Halimi, Les nouveaux chiens de garde

S. Halimi démontre cette connivence par le décryptage minitieux d’un matériau habituellement voué au flux amnésique de la consécution événementielle. Et cette façon de faire prend toute sa pertinence lorque notre auteur s’arrête sur des événements névralgiques tels que le temps du Traité de Maastricht, le plan Juppé et ses grèves associées, ou encore des mises en examen de PDG de multinationale ou d’hommes de Parti.

Cette description critique nous donne finalement la vision d’un univers dont l’écume est composé d’un groupe restreint d’individus monopolisant le médium, s’autoproclamant autant indépendants que critiques, mais aussi conformistes qu’uniformes.

Cet univers est centripète.
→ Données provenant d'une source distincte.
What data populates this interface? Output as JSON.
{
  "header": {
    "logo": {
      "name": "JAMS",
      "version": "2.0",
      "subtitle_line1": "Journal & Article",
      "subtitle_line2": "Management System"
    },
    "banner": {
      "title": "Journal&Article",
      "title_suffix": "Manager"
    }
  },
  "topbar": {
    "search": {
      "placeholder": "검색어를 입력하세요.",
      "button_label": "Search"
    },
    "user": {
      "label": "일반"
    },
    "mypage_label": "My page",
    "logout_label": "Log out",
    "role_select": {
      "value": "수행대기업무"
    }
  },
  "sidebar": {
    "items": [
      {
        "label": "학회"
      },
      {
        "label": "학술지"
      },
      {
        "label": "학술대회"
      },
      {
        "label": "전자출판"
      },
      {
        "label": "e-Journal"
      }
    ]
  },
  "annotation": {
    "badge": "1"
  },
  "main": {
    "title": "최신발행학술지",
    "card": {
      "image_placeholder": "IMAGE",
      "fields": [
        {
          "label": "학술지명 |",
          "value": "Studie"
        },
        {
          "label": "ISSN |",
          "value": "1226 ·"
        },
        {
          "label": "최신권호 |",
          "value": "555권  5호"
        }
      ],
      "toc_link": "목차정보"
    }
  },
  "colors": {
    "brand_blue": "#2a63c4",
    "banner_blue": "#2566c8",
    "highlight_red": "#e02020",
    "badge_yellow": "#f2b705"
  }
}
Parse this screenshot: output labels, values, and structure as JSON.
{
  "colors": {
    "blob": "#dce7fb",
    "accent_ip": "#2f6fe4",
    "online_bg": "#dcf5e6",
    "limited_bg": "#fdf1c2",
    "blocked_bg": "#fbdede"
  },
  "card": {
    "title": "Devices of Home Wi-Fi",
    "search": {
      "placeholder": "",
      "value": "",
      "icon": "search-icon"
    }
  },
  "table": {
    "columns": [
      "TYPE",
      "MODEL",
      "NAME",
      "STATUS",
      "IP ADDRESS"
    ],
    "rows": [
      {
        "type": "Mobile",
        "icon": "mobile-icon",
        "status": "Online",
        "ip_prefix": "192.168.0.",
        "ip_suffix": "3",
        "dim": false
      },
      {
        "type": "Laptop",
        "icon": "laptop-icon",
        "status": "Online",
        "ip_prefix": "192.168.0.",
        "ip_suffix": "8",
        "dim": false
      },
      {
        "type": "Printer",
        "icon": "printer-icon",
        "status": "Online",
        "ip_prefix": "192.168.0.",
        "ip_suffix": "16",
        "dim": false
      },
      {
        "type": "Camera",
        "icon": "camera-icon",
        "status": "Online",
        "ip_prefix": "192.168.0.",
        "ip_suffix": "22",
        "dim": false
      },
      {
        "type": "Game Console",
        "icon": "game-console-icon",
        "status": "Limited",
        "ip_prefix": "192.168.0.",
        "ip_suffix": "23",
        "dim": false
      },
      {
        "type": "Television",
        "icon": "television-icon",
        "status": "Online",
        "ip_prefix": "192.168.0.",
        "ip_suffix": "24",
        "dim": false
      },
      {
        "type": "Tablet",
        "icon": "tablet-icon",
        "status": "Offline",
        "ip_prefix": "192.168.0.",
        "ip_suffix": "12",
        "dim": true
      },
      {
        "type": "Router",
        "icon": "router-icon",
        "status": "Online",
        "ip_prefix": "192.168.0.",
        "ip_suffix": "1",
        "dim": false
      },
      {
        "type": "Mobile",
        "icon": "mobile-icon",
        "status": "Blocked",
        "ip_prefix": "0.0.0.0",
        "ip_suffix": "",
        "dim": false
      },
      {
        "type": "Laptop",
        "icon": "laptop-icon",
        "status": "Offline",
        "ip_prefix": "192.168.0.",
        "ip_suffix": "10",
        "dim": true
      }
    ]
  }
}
C’est un « cercle de la raison » (dixit A. Minc) articulant exercice du pouvoir et légitimation de celui-ci, sous couvert de la rationalité lucide, arme brandit contre l’irresponsabilité et l’instabilité des « masses ».

Halimi note à ce propos que cette prolixité médiatique est également constituée de personnalités scientifiques, ou se donnant comme telle, la majorité des membres de la Fondation St-Simon – société réunissant sous la bannière du progressisme libéral et «raisonné » aussi bien des individus reniant « vertueusement » leur engagement de jeunesse pour l’Extrême-gauche que des hommes de Droite modérée au projet économique néo-libéral.

In terminis, nous remarquerons que, dans la droite ligne de sa collection d’orientation « spinoziste », cet ouvrage procure effectivement des ressources à qui veut pouvoir argumenter sa critique d’une « pensée unique ».

Serge Halimi, Les nouveaux chiens de garde, Liber – Raison d’agir, 1997, 110 p.